God wants to make an impression with thunder and lightning because God is pretty good at psychology. Fear strengthens memory, as a child psychologist explained in Psychology Today in 2008. “One-off catastrophes like plane crashes or terrorist attacks embed in our memories, while we blank the horrible accidents we see daily on the highway. ‘As a result, we overestimate the odds of dreadful but infrequent events and underestimate how risky ordinary events are.’”
Here’s what I think was going on in that revelation moment. God was creating a memory of deep fear in the people, one they would carry with them, and recount to their children, and record for posterity. But the content of that memory is about not being afraid of the wrong things. God was testing them through fear to remind them — and to remind us — that to be “God-fearing” is to place the truth of God’s presence first, above our own distracting and irrational fears. It is to look past the smoke and mirrors to see what is real.
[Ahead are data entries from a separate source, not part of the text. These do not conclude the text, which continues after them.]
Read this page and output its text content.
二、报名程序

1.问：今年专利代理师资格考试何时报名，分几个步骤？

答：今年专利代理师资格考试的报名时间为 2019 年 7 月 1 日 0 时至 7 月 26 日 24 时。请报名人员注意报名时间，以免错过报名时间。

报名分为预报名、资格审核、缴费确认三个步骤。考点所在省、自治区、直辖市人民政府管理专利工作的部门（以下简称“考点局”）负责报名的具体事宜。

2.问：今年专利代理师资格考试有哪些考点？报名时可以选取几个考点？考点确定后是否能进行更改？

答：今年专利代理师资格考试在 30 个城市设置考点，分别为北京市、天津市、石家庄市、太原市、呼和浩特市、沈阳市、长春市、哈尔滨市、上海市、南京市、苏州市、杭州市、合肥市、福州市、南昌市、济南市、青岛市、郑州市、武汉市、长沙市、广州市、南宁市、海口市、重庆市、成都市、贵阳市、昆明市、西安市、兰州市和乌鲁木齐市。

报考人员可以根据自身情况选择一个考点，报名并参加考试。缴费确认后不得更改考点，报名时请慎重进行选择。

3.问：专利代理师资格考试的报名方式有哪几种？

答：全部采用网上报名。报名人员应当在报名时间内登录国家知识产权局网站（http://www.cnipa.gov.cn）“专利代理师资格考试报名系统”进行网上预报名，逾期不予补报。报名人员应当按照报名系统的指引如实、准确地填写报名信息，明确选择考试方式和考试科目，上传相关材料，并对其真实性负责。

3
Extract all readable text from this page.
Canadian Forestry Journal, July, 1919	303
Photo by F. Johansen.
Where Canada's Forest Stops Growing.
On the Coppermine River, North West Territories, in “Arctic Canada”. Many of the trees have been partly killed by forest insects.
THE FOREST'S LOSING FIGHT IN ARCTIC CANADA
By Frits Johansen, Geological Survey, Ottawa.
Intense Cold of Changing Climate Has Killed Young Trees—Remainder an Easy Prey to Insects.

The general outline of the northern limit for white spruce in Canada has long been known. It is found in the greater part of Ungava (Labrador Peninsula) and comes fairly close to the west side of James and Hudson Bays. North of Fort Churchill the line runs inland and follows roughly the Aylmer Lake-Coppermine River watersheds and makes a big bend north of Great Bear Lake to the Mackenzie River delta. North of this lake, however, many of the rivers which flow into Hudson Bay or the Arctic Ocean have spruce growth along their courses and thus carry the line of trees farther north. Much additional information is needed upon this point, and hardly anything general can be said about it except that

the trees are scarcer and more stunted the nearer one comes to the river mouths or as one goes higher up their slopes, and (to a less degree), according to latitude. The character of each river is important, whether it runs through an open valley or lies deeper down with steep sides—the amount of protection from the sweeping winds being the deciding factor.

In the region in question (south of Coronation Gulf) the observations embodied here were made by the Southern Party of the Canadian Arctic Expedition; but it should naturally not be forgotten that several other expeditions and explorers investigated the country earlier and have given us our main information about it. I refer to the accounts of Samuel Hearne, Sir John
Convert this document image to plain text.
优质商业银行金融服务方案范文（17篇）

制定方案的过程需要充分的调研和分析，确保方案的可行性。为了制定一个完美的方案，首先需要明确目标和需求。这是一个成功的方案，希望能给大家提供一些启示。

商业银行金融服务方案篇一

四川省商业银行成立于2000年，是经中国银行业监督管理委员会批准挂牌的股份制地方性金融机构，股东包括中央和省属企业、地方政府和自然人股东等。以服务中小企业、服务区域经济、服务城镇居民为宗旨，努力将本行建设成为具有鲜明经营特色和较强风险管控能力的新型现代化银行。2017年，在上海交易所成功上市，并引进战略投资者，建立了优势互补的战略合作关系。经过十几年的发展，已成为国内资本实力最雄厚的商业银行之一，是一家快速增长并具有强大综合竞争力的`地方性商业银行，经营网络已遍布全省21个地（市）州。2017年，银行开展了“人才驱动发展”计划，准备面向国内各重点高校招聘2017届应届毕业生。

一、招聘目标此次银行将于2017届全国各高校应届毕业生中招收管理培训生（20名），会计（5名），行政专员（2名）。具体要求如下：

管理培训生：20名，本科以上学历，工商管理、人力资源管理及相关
Jethro’s advice to Moses at the beginning of the parshah rests on similar reasoning. He tells Moses to delegate decision-making, and he lists “God-fearing” and “people of truth” (Exodus 18:21) as criteria for quality leadership. We need our leaders to be God-fearing in this sense: To be aware of their own limitations, to measure their own impulses against reality, to ground decisions in lasting values and not passing whims.
We must first model this kind of holy fear ourselves, if we expect to elevate leaders who are God-fearing people of truth. That is our test. May we live up to the challenge.